Additionally, the department is proposing to revamp a rule that allows officials to deny Emergency Assistance to individuals who “caused their own homelessness.” DHS adopted this regulation just 16 months ago despite complaints at the time that it was unfair to deny someone aid under these circumstances, particularly if a person’s disability was the cause. State officials said officials were uncertain about implementing the rule, leading to inconsistent interpretations. They plan to revise the rule to more clearly define eligibility, including allowing those otherwise ineligible for Emergency Assistance to receive help for good cause.
“Current rules set a broad ‘fault’ standard and do not properly address the circumstances and needs of the family,” Sanders said, adding Legal Services is “hopeful that changes to these regulations will provide a less subjective standard and will eliminate barriers to assistance for the most vulnerable.

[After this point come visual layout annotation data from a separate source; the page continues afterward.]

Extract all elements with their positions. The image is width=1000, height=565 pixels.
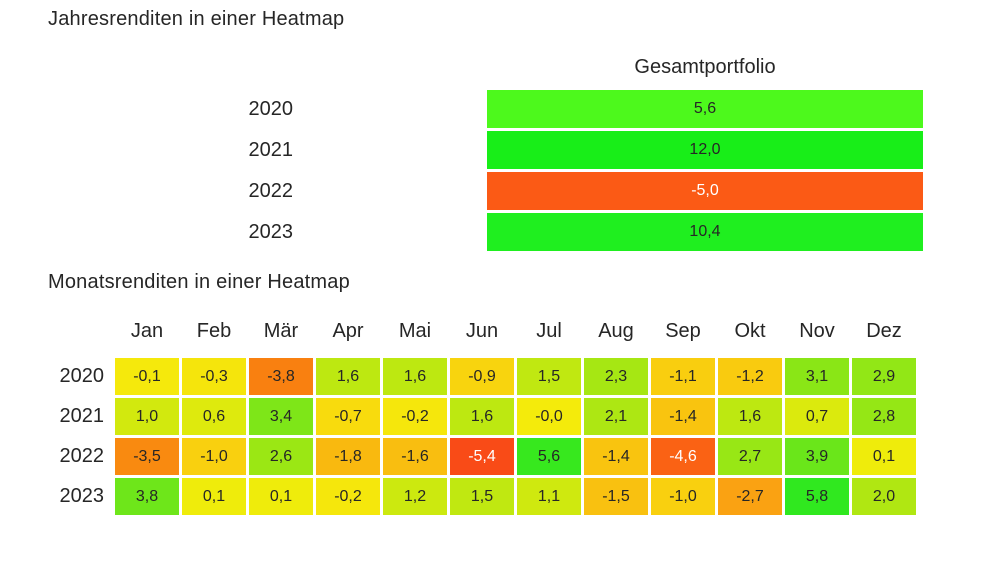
monthly-cells-2020: -0,1 -0,3 -3,8 1,6 1,6 -0,9 1,5 2,3 -1,1 -1,2 3,1 2… [115, 358, 919, 395]
monthly-year-label: 2023 [59, 485, 105, 507]
monthly-cells-2021: 1,0 0,6 3,4 -0,7 -0,2 1,6 -0,0 2,1 -1,4 1,6 0,7 2,8 [115, 398, 919, 435]
monthly-row-2020: 2020 -0,1 -0,3 -3,8 1,6 1,6 -0,9 1,5 2,3 -1,1 -1,2… [0, 358, 919, 395]
monthly-heatmap-title: Monatsrenditen in einer Heatmap [48, 271, 350, 293]
month-header-label-sep: Sep [665, 320, 701, 342]
heatmap-cell-2023-mai: 1,2 [383, 478, 447, 515]
heatmap-cell-2022-feb: -1,0 [182, 438, 246, 475]
heatmap-cell-2020-sep: -1,1 [651, 358, 715, 395]
heatmap-cell-2021-jul: -0,0 [517, 398, 581, 435]
heatmap-cell-2023-dez: 2,0 [852, 478, 916, 515]
heatmap-cell-2020-aug: 2,3 [584, 358, 648, 395]
heatmap-cell-2023-jun: 1,5 [450, 478, 514, 515]
heatmap-cell-2021-sep: -1,4 [651, 398, 715, 435]
annual-value-bar-2020: 5,6 [487, 90, 923, 128]
heatmap-cell-2020-okt: -1,2 [718, 358, 782, 395]
month-header-label-jul: Jul [536, 320, 562, 342]
heatmap-cell-2020-apr: 1,6 [316, 358, 380, 395]
heatmap-cell-2022-aug: -1,4 [584, 438, 648, 475]
heatmap-cell-2023-okt: -2,7 [718, 478, 782, 515]
annual-row-2023: 2023 10,4 [0, 213, 923, 251]
heatmap-cell-2021-mär: 3,4 [249, 398, 313, 435]
gesamtportfolio-column-header: Gesamtportfolio [634, 56, 776, 78]
heatmap-cell-2021-jan: 1,0 [115, 398, 179, 435]
heatmap-cell-2021-feb: 0,6 [182, 398, 246, 435]
annual-year-label: 2023 [248, 220, 294, 243]
annual-value-bar-2021: 12,0 [487, 131, 923, 169]
heatmap-cell-2022-jan: -3,5 [115, 438, 179, 475]
month-header-label-jun: Jun [465, 320, 499, 342]
heatmap-cell-2021-aug: 2,1 [584, 398, 648, 435]
heatmap-cell-2020-jul: 1,5 [517, 358, 581, 395]
month-header-label-okt: Okt [734, 320, 766, 342]
annual-value-bar-2023: 10,4 [487, 213, 923, 251]
month-header-row: Jan Feb Mär Apr Mai Jun Jul Aug Sep Okt Nov Dez [115, 320, 919, 343]
month-header-label-nov: Nov [799, 320, 835, 342]
month-header-label-feb: Feb [196, 320, 232, 342]
heatmap-cell-2023-jul: 1,1 [517, 478, 581, 515]
heatmap-cell-2021-dez: 2,8 [852, 398, 916, 435]
monthly-cells-2023: 3,8 0,1 0,1 -0,2 1,2 1,5 1,1 -1,5 -1,0 -2,7 5,8 2,0 [115, 478, 919, 515]
heatmap-cell-2020-jun: -0,9 [450, 358, 514, 395]
monthly-row-2023: 2023 3,8 0,1 0,1 -0,2 1,2 1,5 1,1 -1,5 -1,0 -2,7 5,… [0, 478, 919, 515]
heatmap-cell-2022-mär: 2,6 [249, 438, 313, 475]
annual-heatmap-title: Jahresrenditen in einer Heatmap [48, 8, 345, 30]
heatmap-cell-2023-apr: -0,2 [316, 478, 380, 515]
month-header-label-apr: Apr [332, 320, 364, 342]
heatmap-cell-2023-aug: -1,5 [584, 478, 648, 515]
month-header-label-dez: Dez [866, 320, 902, 342]
annual-year-label: 2022 [248, 179, 294, 202]
annual-year-label: 2021 [248, 138, 294, 161]
heatmap-cell-2020-mär: -3,8 [249, 358, 313, 395]
heatmap-cell-2022-okt: 2,7 [718, 438, 782, 475]
annual-value-bar-2022: -5,0 [487, 172, 923, 210]
annual-row-2021: 2021 12,0 [0, 131, 923, 169]
heatmap-cell-2020-nov: 3,1 [785, 358, 849, 395]
monthly-year-label: 2021 [59, 405, 105, 427]
monthly-row-2021: 2021 1,0 0,6 3,4 -0,7 -0,2 1,6 -0,0 2,1 -1,4 1,6 0,… [0, 398, 919, 435]
monthly-year-label: 2020 [59, 365, 105, 387]
heatmap-cell-2022-apr: -1,8 [316, 438, 380, 475]
heatmap-cell-2023-nov: 5,8 [785, 478, 849, 515]
heatmap-cell-2022-mai: -1,6 [383, 438, 447, 475]
heatmap-cell-2022-jun: -5,4 [450, 438, 514, 475]
annual-row-2020: 2020 5,6 [0, 90, 923, 128]
heatmap-cell-2020-feb: -0,3 [182, 358, 246, 395]
heatmap-cell-2023-sep: -1,0 [651, 478, 715, 515]
monthly-heatmap: 2020 -0,1 -0,3 -3,8 1,6 1,6 -0,9 1,5 2,3 -1,1 -1,2… [0, 358, 919, 518]
monthly-year-label: 2022 [59, 445, 105, 467]
heatmap-cell-2023-feb: 0,1 [182, 478, 246, 515]
heatmap-cell-2021-nov: 0,7 [785, 398, 849, 435]
annual-row-2022: 2022 -5,0 [0, 172, 923, 210]
annual-year-label: 2020 [248, 97, 294, 120]
monthly-row-2022: 2022 -3,5 -1,0 2,6 -1,8 -1,6 -5,4 5,6 -1,4 -4,6 2,… [0, 438, 919, 475]
heatmap-cell-2022-nov: 3,9 [785, 438, 849, 475]
heatmap-cell-2021-jun: 1,6 [450, 398, 514, 435]
heatmap-cell-2020-jan: -0,1 [115, 358, 179, 395]
heatmap-cell-2023-jan: 3,8 [115, 478, 179, 515]
heatmap-cell-2022-dez: 0,1 [852, 438, 916, 475]
month-header-label-aug: Aug [598, 320, 634, 342]
month-header-label-jan: Jan [130, 320, 164, 342]
monthly-cells-2022: -3,5 -1,0 2,6 -1,8 -1,6 -5,4 5,6 -1,4 -4,6 2,7 3,9… [115, 438, 919, 475]
heatmap-cell-2021-mai: -0,2 [383, 398, 447, 435]
heatmap-cell-2020-dez: 2,9 [852, 358, 916, 395]
annual-heatmap: 2020 5,6 2021 12,0 2022 -5,0 2023 10,4 [0, 90, 923, 254]
month-header-label-mär: Mär [263, 320, 299, 342]
heatmap-cell-2022-jul: 5,6 [517, 438, 581, 475]
heatmap-cell-2020-mai: 1,6 [383, 358, 447, 395]
heatmap-cell-2021-okt: 1,6 [718, 398, 782, 435]
heatmap-cell-2021-apr: -0,7 [316, 398, 380, 435]
heatmap-cell-2022-sep: -4,6 [651, 438, 715, 475]
month-header-label-mai: Mai [398, 320, 432, 342]
heatmap-cell-2023-mär: 0,1 [249, 478, 313, 515]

Very few people choose homelessness; most who are without housing have been trapped by circumstances they cannot control. Changes to the Emergency Assistance regulations should make this recognition a cornerstone of the EA program.”
Coming to aid of young adults
DHS plans to revise another rule to make it easier for young adults to get help. Officials are going to propose eliminating the current requirement that some individuals seeking Emergency Assistance and other aid to prevent homelessness provide a copy of their parents’ tax returns to demonstrate that they are not claimed as a dependent. That has made it difficult for young adults in need to get help.
“Ensuring services for those in immediate need, especially repealing the unclear and hurtful ‘causing your own homelessness’ standard and supporting young adults at risk of homelessness will bring much-needed help to individuals and families when they need it the most,” said Staci Berger, president and CEO of the Housing and Community Development Network of New Jersey.
A final change will let homeless families get a childcare subsidy before their eligibility is established. Typically, before a family can receive assistance, they have to provide documentation to prove their need. The new policy will give families experiencing homelessness up to six months of subsidies for childcare while they complete all the required paperwork. Helping families in need pay for childcare will take some of the financial pressure off them.
“This significant change will remove an additional barrier to employment for families overcoming crises,” Berger said. “We are very excited by these long-awaited changes that represent big steps forward in our fight against homelessness.”